I just want to report warnings I saw when running the IUD study (the skeleton code seems to be using older version of sql render, I think).
It is warning, so I am not sure if it blocking the execution or not.

zip file extracted on Feb 13 2020 from http://atlas-demo.ohdsi.org/#/estimation/cca/262




> execute(connectionDetails = connectionDetails,
+         cdmDatabaseSchema = cdmDatabaseSchema,
+         cohortDatabaseSchema = cohortDatabaseSchema,
+         cohortTable = cohortTable,
+         oracleTempSchema = oracleTempSchema,
+         outputFolder = outputFolder,
+         databaseId = databaseId,
+         databaseName = databaseName,
+         databaseDescription = databaseDescription,
+         createCohorts = TRUE,
+         synthesizePositiveControls = TRUE,
+         runAnalyses = TRUE,
+         runDiagnostics = TRUE,
+         packageResults = TRUE,
+         maxCores = maxCores)
Creating exposure and outcome cohorts
Connecting using PostgreSQL driver
Creating cohort: CuIUD
  |=============================================================================| 100%
Executing SQL took 0.35 secs
Creating cohort: LNGIUS
  |=============================================================================| 100%
Executing SQL took 0.146 secs
Creating cohort: Alt_High_Grade_Cervical_Neoplasm
  |=============================================================================| 100%
Executing SQL took 0.223 secs
Warning: This function is deprecated. Use 'render' instead.
Warning: This function is deprecated. Use 'translate' instead.
Creating negative control outcome cohorts
  |=============================================================================| 100%
Executing SQL took 0.011 secs
Counting cohorts
Running CohortMethod analyses
*** Creating cohortMethodData objects ***
  |=============================================================================| 100%
*** Creating study populations ***
  |=============================================================================| 100%
*** Fitting shared propensity score models ***
Loading required package: CohortMethod
Loading required package: Cyclops
Loading required package: FeatureExtraction
Fitting propensity model across all outcomes (ignore messages about 'no outcome specified')
Warning: The addExposureDaysToStart argument is deprecated. Please use the startAnchor argument instead.
Warning: The addExposureDaysToEnd argument is deprecated. Please use the endAnchor argument instead.
No outcome specified so skipping removing people with prior outcomes
Removing subjects with less than 1 day(s) at risk (if any)
No outcome specified so not creating outcome and time variables
Creating propensity scores took 0 secs
Fitting propensity model across all outcomes (ignore messages about 'no outcome specified')
Warning: The addExposureDaysToStart argument is deprecated.
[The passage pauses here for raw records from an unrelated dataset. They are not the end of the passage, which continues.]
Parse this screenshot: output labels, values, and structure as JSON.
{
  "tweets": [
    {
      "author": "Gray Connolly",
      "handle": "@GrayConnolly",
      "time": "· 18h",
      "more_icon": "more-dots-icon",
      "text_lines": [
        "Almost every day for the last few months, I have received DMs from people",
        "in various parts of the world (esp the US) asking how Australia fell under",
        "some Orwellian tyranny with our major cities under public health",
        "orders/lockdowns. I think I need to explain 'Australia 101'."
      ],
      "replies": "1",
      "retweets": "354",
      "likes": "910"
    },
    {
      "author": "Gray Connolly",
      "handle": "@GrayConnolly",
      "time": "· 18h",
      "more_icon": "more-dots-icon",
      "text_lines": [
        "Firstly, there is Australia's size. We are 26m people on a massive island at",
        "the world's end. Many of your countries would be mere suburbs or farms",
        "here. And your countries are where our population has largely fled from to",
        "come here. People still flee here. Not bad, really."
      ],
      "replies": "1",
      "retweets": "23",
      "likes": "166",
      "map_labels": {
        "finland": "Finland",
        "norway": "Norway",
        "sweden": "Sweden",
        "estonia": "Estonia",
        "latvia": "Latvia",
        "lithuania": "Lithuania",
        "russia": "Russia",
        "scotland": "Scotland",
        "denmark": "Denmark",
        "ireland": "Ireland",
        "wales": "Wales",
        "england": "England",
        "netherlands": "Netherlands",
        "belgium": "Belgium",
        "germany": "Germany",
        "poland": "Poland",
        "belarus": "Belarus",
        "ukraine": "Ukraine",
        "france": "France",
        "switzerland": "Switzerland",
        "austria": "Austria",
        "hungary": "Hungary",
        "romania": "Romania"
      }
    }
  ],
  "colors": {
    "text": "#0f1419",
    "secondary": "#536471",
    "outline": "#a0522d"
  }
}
Please use the startAnchor argument instead.
Warning: The addExposureDaysToEnd argument is deprecated. Please use the endAnchor argument instead.
No outcome specified so skipping removing people with prior outcomes
Removing subjects with less than 1 day(s) at risk (if any)
No outcome specified so not creating outcome and time variables
Creating propensity scores took 0 secs
Fitting propensity model across all outcomes (ignore messages about 'no outcome specified')
Warning: The addExposureDaysToStart argument is deprecated. Please use the startAnchor argument instead.
Warning: The addExposureDaysToEnd argument is deprecated. Please use the endAnchor argument instead.
No outcome specified so skipping removing people with prior outcomes
Removing subjects with less than 1 day(s) at risk (if any)
No outcome specified so not creating outcome and time variables
Creating propensity scores took 0 secs
*** Adding propensity scores to study population objects ***
  |=============================================================================| 100%
*** Trimming/Matching/Stratifying ***
  |=============================================================================| 100%
*** Prefiltering covariates for outcome models ***
*** Fitting outcome models for outcomes of interest ***
  |                                                                             |   0%Thread 2 returns error: "Requested stratified analysis, but no stratumId column found in population. Please use matchOnPs or stratifyByPs to create strata." when using argument(s): list(cohortMethodDataFolder = "c:/temp/iud/cmOutput/CmData_l1_t1771647_c1771648", prefilteredCovariatesFolder = "", args = list(excludeCovariateIds = list(), useCovariates = FALSE, prior = list(variance = 1, useCrossValidation = TRUE, priorType = "laplace", exclude = 0, neighborhood = NULL, forceIntercept = FALSE, graph = NULL), inversePtWeighting = FALSE, control = list(maxIterations = 1000, autoSearch = TRUE, seed = NULL, initialBound = 2, gridSteps = 10, threads = 4, startingVariance = 0.01, useKKTSwindle = FALSE, n    lowerLimit = 0.01, cvRepetitions = 10, noiseLevel = "quiet", fold = 10, minCVData = 100, resetCoefficients = FALSE, upperLimit = 20, cvType = "auto", selectorType = "auto", convergenceType = "gradient", tuneSwindle = 10, maxBoundCount = 5, tolerance = 2e-07, algorithm = "ccd"), modelType = "cox", stratified = TRUE, interactionCovariateIds = list(), includeCovariateIds = list()), studyPopFile = "c:/temp/iud/cmOutput/StratPop_l1_s2_p1_t1771647_c1771648_s2_o1771054.rds", outcomeModelFile = "c:/temp/iud/cmOutput/Analysis_2/om_t1771647_c1771648_o1771054.rds")
  |=============================================================================| 100%
Error in ParallelLogger::clusterApply(cluster, modelsToFit, doFitOutcomeModel) : 
  Error(s) when calling function 'fun', see earlier messages for details

(Vojtech Huser) #2

I am also suggesting to make code to run to use more environent variables

e.g.,

connectionDetails<-createConnectionDetails(dbms=Sys.getenv('dbms')
                                           ,user=Sys.getenv('user'),password=Sys.getenv('password')
                                           ,server=Sys.getenv('server')
                                           ,schema = schema)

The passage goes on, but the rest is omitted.